A trend climbing among young adults is moving back to their parents’ house. Previous times where young people could live alone is a dream thanks to rising home prices, an increase in the cost of living, and lower hourly wages. The 18-25 generation is likely to remain at home with parents, although it is decreasing. The 26-34 groups are increasing, but the overall percentage doesn’t stack up to the younger counterpart. Consequently, both groups are renting longer before purchasing their first home.
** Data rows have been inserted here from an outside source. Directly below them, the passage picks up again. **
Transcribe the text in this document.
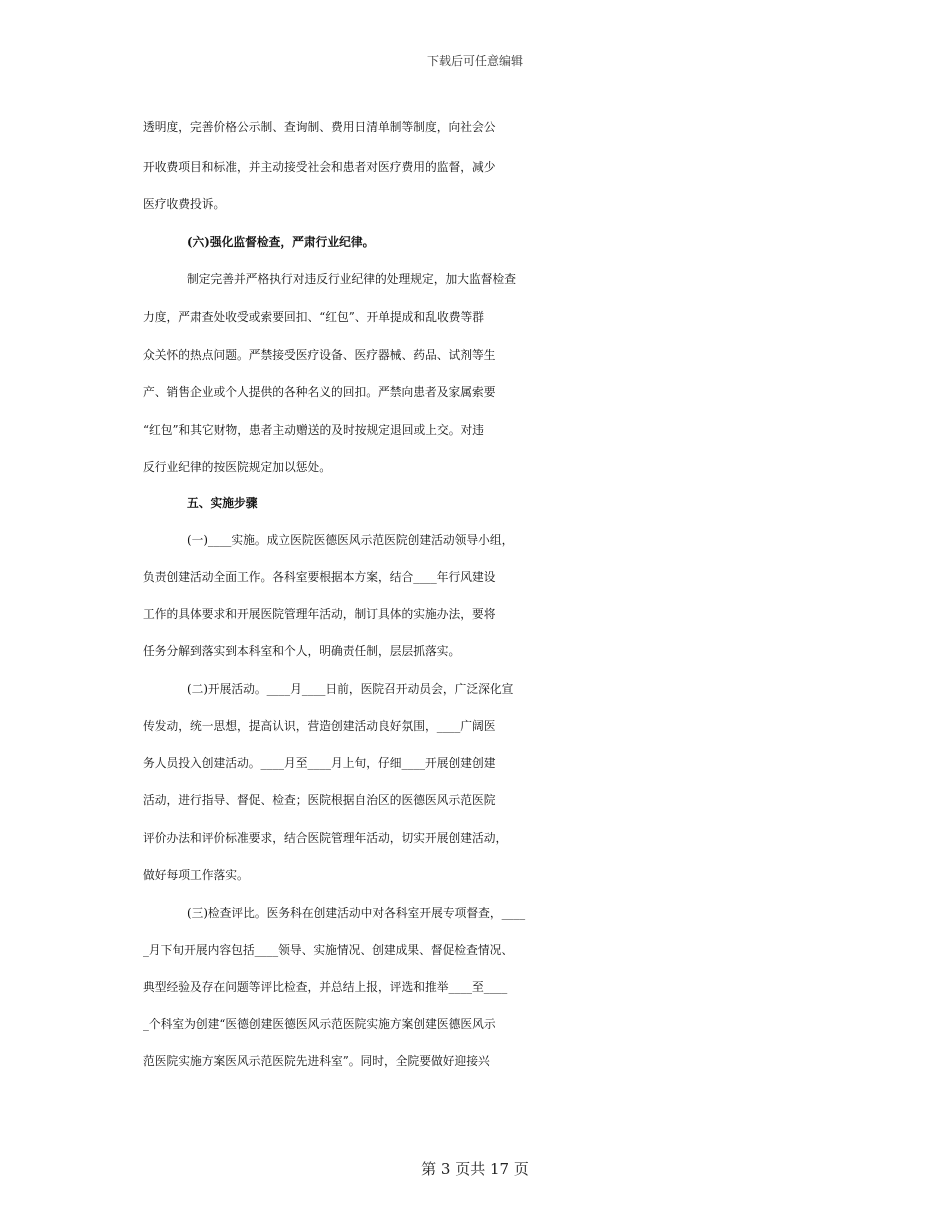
下载后可任意编辑
透明度，完善价格公示制、查询制、费用日清单制等制度，向社会公
开收费项目和标准，并主动接受社会和患者对医疗费用的监督，减少
医疗收费投诉。
(六)强化监督检查，严肃行业纪律。
制定完善并严格执行对违反行业纪律的处理规定，加大监督检查
力度，严肃查处收受或索要回扣、“红包”、开单提成和乱收费等群
众关怀的热点问题。严禁接受医疗设备、医疗器械、药品、试剂等生
产、销售企业或个人提供的各种名义的回扣。严禁向患者及家属索要
“红包”和其它财物，患者主动赠送的及时按规定退回或上交。对违
反行业纪律的按医院规定加以惩处。
五、实施步骤
(一)____实施。成立医院医德医风示范医院创建活动领导小组，
负责创建活动全面工作。各科室要根据本方案，结合____年行风建设
工作的具体要求和开展医院管理年活动，制订具体的实施办法，要将
任务分解到落实到本科室和个人，明确责任制，层层抓落实。
(二)开展活动。____月____日前，医院召开动员会，广泛深化宣
传发动，统一思想，提高认识，营造创建活动良好氛围，____广阔医
务人员投入创建活动。____月至____月上旬，仔细____开展创建创建
活动，进行指导、督促、检查；医院根据自治区的医德医风示范医院
评价办法和评价标准要求，结合医院管理年活动，切实开展创建活动，
做好每项工作落实。
(三)检查评比。医务科在创建活动中对各科室开展专项督查，____
_月下旬开展内容包括____领导、实施情况、创建成果、督促检查情况、
典型经验及存在问题等评比检查，并总结上报，评选和推举____至____
_个科室为创建“医德创建医德医风示范医院实施方案创建医德医风示
范医院实施方案医风示范医院先进科室”。同时，全院要做好迎接兴
第 3 页共 17 页
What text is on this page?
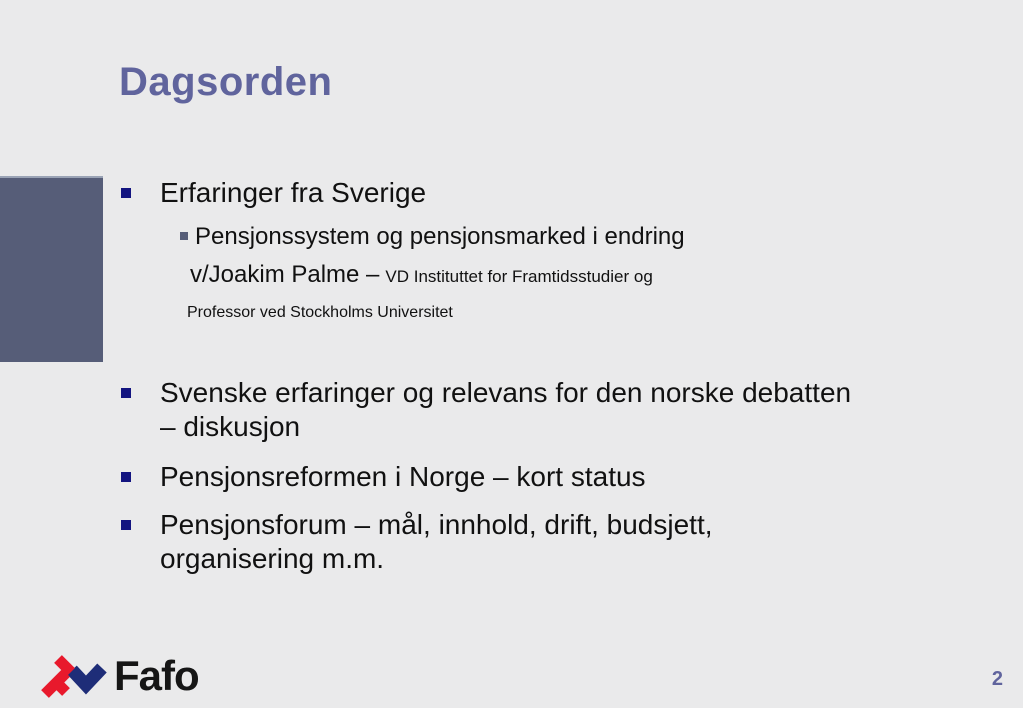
Dagsorden
Erfaringer fra Sverige
Pensjonssystem og pensjonsmarked i endring
v/Joakim Palme – VD Instituttet for Framtidsstudier og
Professor ved Stockholms Universitet
Svenske erfaringer og relevans for den norske debatten – diskusjon
Pensjonsreformen i Norge – kort status
Pensjonsforum – mål, innhold, drift, budsjett, organisering m.m.
Fafo	2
Expect minorities to pursue homeownership, yet struggle to make it a reality. Minorities are most likely to borrow from mortgage lenders, receive a rejection letter from mortgage lenders, and less likely to become homeowners. Government programs exist for minorities, but is isn’t sufficient.
Money continues to talk in real estate. Low-income people will have difficulty in purchasing a home while higher incomes will not. This is due to rising home prices and steady income. This results in once affordable homes becoming no longer affordable. Low-income workers living in the affordable homes are struggling due to dedicating too many savings, retirement, and paychecks to mortgage payments. In turn, those affordable homes end up on the foreclosed list while low-income workers enter the rental market. Furthermore, rental prices are climbing exponentially to the point where low-income workers cannot afford to make rent payments.
Student debt is a major hindrance for millennials and low-income workers who cannot buy a home. A commitment to mortgage payments is too much debt to handle. Instead, they delay a home purchase until student loans are nonexistent.
Some cities and states will outperform other cities. A state’s metro area is generating more buyers to live there than rural areas. Denver, Raleigh, Charlotte, Nashville, Las Vegas, Atlanta, Seattle, and Boston are hotspots. If a particular state is catching your eye, aim for northern California, southern Arizona, east Texas, Utah, Ohio, and Florida. Likewise, New York City, Los Angeles, Chicago, San Francisco, and Hawaii are too expensive for new residents to buy a home and afford the cost of living. These cities are most likely to lose residents.
The growth becomes a catch-22 for low-income workers. They want to move to metro areas to gain social and economic growth, but can’t do that unless they have the funds.
These gaps will continue to widen by the day until it affects the economy. However, when realtors understand the gaps, they will find solutions to fill it. Begin by making every buyer feel welcome. Treat them with class and respect, yet mention the harsh realities of house hunting and homeownership. Realtors should exhaust their resources to assist these minorities in hopes their dreams come true.
DISCLAIMER: This article expresses my own ideas and opinions. Any information I have shared are from sources that I believe to be reliable and accurate. I did not receive any financial compensation in writing this post, nor do I own any shares in any company I’ve mentioned. I encourage any reader to do their own diligent research first before making any investment decisions.